Allah (c.c) mülkü insanın hizmetine vermiş ki üretim yapsın, üretim yaptıkça da Allah’ı hatırlasın diye. Dinimizde mülk Allah’ındır ama bu mülk devletlerin, toplumların, girişimcilerin itibarı bir sahiplikleri ile sınırlıdır. İnsanoğluna mülkü tasarruf veya üretim de kullanma hakları belirli ölçüler dâhilinde izin verilmiştir, har vurup harman savurmak için değil tabiî ki. İslamiyet’in devletlere, toplumlara, fertlere mülk edinme ve üretim hakkı tanıması, bu saydığımız unsurların hadlerini, hudutlarını aşması için verilmemiştir. Bilakis insanoğluna sunulan nimetler, insan için üretim faaliyetleri Allah’a şükrünü eda için sunulmuştur. Nitekim şükürden yoksunluk maddeleşmek demektir. Kelimenin tam anlamıyla tabiat eşrefi mahlûkat olan insana hizmette bulunacak, insanoğlu ise hammaddeyi işleyerek sadece ve sadece Allah’a abd (kulluk) olarak hürriyetin tadını çıkaracaktır.

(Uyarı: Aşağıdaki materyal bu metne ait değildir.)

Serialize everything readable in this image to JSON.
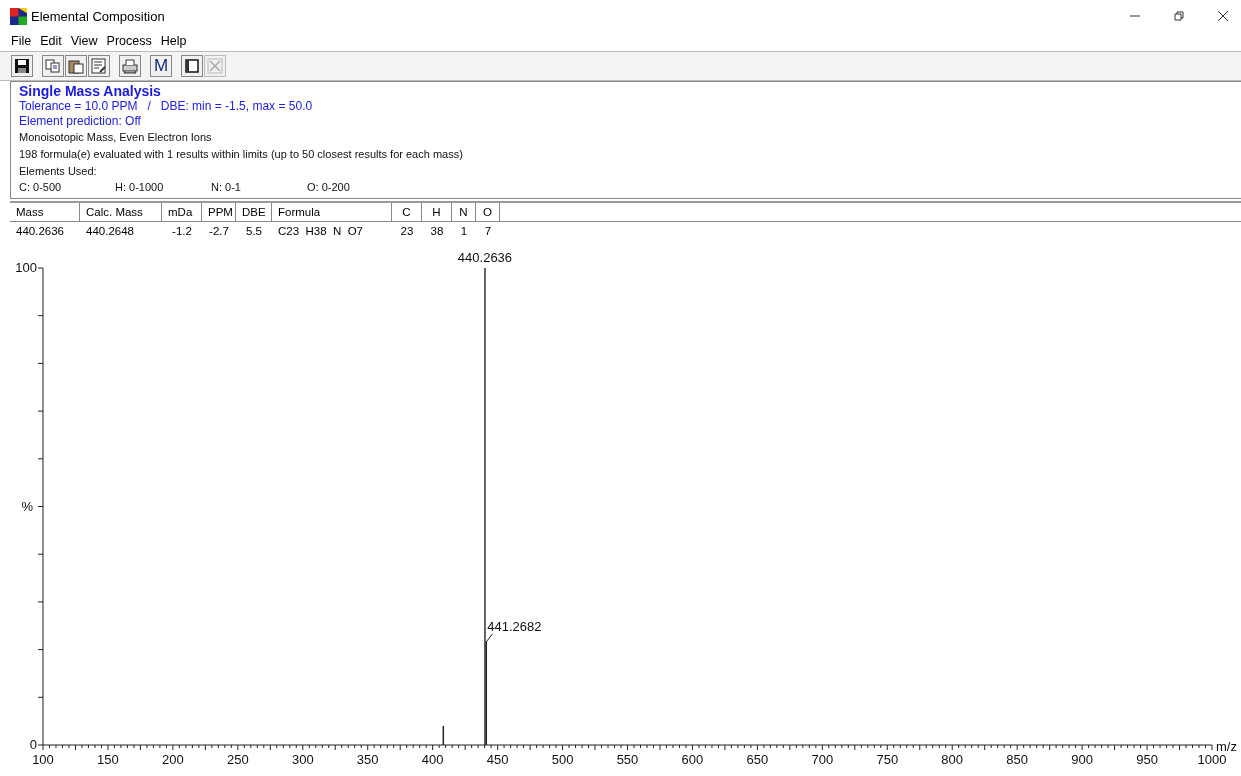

İslamiyet tabiatı işleyerek üretimi gerçekleştiren insana ne kapitalizm de olduğu gibi mülkü elde edebildiği sürece ona değer verir, ne sosyalistlerin devletin izin verdiği ölçüde hareket etmesini vurgular, ne komünizmin mülkü hırsızlık olarak görüp toplumun ortak pastası niteler, ne de faşizmdeki gibi üretim kaynaklarına insansız devletin tekeli olarak bakar...
İslamiyet kendine has metoduyla üretimi sosyal ve kültürel değerlerle bezendirerek asla başıboş bırakılması gereken bir manevra alanı olarak görmez. Rabbül Âlemi’nin mülk üzerinde mutlak otoriter sahibi olduğunu ilan edip, insanoğluna da ancak ve ancak mülk üzerinde tasarruf yetkisi verilmiştir. Demek ki, Mutlak mülk Allah’ındır. Buna karşılık insanoğluna sunulan bu nimetler üzerindeki tasarrufu Yunus’un da belirttiği gibi “Mal da yalan mülk de yalan var biraz da sen oyalan” dizelerindeki anlam itibariyle mülk insan için izafidir. O halde misafir geldiğimiz dünyamızda bize emanet edilen nimetleri meşru daire içinde kullanmak düşer bize. Velhasıl üretim seferberliği başlatıp yeniden İlay’ı kelimetullah için Nizam-ı Âlem’e koşmalıyız. Vesselam.